L’exposition C’était mieux demain est le résultat d’un projet de co-création qui pose un regard neuf sur le patrimoine de ce pays. «Le but était d’avoir des profils très différents pour rendre l’expo riche. Chacun est venu avec son bagage, son parcours, ses passions, explique Aurélie Cerf, coordinatrice de ce projet qui a demandé une année de préparation. «Cela a demandé à chacun des facultés d’adaptation assez larges. Ils ont aussi découvert les défis que représente le fait de travailler au sein d’un large groupe diversifié, où chacun a des opinions et des idées différentes», poursuit-elle. La philosophie était simple: pas de cadre ou presque. Si ce n’est de tenir compte des lieux comme de certaines contraintes techniques pour que l’exposition s’intègre dans la scénographie du musée. «On n’a par contre donné aucun cadre sur la thématique de l’exposition. Ce sont les participants qui l’ont pensée de A à Z», ajoute la coordinatrice du musée BELvue. Cette exposition a été réalisée dans le cadre de Public à l’œuvre, un projet participatif qui vise à inverser les rôles traditionnels de «musée» et de «public» et à impliquer les citoyens dans tous les aspects de la création d’une exposition dont ils choisissent eux-mêmes le thème: concept, scénographie, communication ou encore médiation.

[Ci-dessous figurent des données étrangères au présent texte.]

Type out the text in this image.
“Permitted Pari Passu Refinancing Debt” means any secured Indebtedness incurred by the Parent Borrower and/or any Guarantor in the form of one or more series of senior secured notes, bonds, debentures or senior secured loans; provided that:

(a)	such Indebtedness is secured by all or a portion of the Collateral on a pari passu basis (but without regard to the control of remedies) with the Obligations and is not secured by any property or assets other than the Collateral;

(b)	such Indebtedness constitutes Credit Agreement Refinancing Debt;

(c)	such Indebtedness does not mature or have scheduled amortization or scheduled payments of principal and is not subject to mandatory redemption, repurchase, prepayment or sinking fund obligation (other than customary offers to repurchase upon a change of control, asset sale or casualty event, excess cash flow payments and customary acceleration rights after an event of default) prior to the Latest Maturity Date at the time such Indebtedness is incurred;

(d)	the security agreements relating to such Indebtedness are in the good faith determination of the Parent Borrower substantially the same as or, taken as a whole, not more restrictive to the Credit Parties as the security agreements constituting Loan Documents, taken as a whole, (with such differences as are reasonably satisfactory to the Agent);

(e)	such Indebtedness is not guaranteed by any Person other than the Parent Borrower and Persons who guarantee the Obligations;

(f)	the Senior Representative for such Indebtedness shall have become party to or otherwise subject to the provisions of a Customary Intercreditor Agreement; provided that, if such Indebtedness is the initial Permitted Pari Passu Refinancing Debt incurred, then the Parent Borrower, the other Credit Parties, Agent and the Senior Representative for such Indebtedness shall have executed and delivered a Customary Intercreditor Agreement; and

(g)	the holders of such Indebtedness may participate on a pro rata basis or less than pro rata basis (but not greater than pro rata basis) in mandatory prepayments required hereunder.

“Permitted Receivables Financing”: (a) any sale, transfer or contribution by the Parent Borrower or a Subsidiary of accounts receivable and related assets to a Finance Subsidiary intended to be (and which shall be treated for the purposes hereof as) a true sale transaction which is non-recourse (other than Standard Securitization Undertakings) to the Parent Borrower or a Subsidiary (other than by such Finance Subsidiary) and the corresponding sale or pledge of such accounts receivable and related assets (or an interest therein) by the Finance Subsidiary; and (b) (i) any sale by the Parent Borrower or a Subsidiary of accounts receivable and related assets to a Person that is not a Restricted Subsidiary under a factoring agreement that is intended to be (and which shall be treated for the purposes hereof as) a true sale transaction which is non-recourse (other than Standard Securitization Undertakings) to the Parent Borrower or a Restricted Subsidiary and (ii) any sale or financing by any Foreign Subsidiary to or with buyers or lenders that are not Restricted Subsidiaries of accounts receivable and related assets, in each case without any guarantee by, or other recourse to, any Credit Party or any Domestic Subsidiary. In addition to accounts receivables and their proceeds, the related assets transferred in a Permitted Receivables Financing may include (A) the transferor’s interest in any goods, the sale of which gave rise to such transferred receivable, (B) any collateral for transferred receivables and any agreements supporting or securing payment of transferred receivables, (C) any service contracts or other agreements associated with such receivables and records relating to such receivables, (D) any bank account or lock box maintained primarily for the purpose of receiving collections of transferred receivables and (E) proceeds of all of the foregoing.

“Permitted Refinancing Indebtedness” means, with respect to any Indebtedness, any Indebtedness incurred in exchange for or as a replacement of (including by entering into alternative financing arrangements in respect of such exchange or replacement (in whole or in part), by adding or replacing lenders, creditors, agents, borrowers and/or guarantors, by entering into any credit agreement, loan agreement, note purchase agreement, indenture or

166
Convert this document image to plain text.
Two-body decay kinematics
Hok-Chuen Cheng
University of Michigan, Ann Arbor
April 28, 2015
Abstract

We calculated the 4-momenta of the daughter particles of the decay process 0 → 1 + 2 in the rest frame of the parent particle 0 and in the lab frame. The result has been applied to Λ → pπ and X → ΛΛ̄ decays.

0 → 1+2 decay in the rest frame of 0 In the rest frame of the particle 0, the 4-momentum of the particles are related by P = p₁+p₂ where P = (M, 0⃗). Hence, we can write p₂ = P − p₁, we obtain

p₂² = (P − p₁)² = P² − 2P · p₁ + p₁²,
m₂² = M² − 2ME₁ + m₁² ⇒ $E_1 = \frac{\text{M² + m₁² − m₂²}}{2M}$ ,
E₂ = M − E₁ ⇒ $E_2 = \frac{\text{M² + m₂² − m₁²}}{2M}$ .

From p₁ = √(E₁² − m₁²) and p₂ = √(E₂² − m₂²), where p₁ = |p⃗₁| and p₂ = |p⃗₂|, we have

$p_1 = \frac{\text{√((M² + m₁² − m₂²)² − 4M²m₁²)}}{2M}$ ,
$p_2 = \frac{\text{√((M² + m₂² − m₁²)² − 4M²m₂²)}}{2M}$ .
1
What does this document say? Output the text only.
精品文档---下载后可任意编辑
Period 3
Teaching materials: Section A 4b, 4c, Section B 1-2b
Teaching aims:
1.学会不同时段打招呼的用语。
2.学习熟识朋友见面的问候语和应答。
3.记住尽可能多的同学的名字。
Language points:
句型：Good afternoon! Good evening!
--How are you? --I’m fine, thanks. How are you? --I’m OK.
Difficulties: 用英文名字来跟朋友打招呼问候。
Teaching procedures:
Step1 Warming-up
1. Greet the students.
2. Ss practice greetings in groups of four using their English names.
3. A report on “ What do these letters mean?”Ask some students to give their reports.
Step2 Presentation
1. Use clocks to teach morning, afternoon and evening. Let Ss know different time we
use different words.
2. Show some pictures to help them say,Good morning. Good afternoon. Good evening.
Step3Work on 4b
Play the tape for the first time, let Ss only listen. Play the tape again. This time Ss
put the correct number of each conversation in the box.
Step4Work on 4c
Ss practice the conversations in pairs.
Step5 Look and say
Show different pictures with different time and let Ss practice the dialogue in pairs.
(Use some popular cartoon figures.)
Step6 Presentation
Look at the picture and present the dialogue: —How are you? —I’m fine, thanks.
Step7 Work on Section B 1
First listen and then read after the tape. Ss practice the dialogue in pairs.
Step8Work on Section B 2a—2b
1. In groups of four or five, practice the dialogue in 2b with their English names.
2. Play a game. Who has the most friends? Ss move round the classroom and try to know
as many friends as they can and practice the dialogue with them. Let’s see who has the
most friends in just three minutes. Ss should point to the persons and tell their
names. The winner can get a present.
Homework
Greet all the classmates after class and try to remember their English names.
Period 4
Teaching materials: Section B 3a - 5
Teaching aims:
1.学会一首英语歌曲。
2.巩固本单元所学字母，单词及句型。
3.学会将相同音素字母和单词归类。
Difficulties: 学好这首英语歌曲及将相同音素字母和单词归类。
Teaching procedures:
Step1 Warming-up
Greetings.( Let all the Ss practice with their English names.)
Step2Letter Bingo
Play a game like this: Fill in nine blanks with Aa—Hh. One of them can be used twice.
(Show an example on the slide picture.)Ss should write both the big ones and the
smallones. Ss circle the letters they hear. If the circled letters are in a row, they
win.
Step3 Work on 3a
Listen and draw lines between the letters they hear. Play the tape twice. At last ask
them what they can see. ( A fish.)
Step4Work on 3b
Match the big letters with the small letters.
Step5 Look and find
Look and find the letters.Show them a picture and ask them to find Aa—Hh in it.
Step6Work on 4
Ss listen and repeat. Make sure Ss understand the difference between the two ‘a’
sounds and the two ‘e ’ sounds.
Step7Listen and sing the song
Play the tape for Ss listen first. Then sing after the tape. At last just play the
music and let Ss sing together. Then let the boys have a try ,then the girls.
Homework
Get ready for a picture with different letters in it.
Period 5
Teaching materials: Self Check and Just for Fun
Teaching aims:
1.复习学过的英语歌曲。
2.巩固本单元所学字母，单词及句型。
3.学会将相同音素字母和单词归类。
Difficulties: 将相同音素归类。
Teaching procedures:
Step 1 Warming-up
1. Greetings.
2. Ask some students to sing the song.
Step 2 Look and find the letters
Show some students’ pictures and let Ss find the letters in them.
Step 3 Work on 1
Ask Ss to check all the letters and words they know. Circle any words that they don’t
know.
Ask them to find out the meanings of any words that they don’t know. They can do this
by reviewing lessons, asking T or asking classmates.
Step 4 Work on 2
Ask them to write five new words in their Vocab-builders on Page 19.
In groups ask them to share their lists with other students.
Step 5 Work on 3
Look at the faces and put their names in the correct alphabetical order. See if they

Cette forme d’interaction intergénérationnelle entre les professionnels d’un musée et les citoyens a été lancée en mai 2019 par le musée bruxellois. Toute personne intéressée par l’histoire de la Belgique, la diversité et la culture, quels que soient son âge ou son origine, était invitée à poser sa candidature et à commencer à rêver d’une exposition au musée BELvue qui se déroulerait dans le cadre du parcours permanent du musée dédié à la Belgique et à son histoire. «On a été choisi pour notre diversité d’âges, de langues, de catégories sociales, mais le musée ne connaissait pas nos capacités artistiques. On a dû se découvrir nous-mêmes sur cet aspect-là, en découvrant les richesses des uns et des autres», raconte Joëlle, une des participantes. «Le projet est né de l’intelligence collective. Ce qui était extraordinaire, parmi cette diversité de candidats, c’est qu’il y a eu une entente magistrale, et des liens forts ont été créés», continue-t-elle. Serge, un autre participant qui s’est chargé de la scénographie de l’exposition, se félicite aussi d’une telle expérience culturelle et citoyenne: «Donner l’occasion à des personnes qui ne se connaissent pas de créer un projet commun et créatif, ce n’est pas courant, surtout dans le cadre d’un musée. Certains sont habitués à ce type de lieu, d’autres pas. Cela en fait un vrai espace de démocratie.»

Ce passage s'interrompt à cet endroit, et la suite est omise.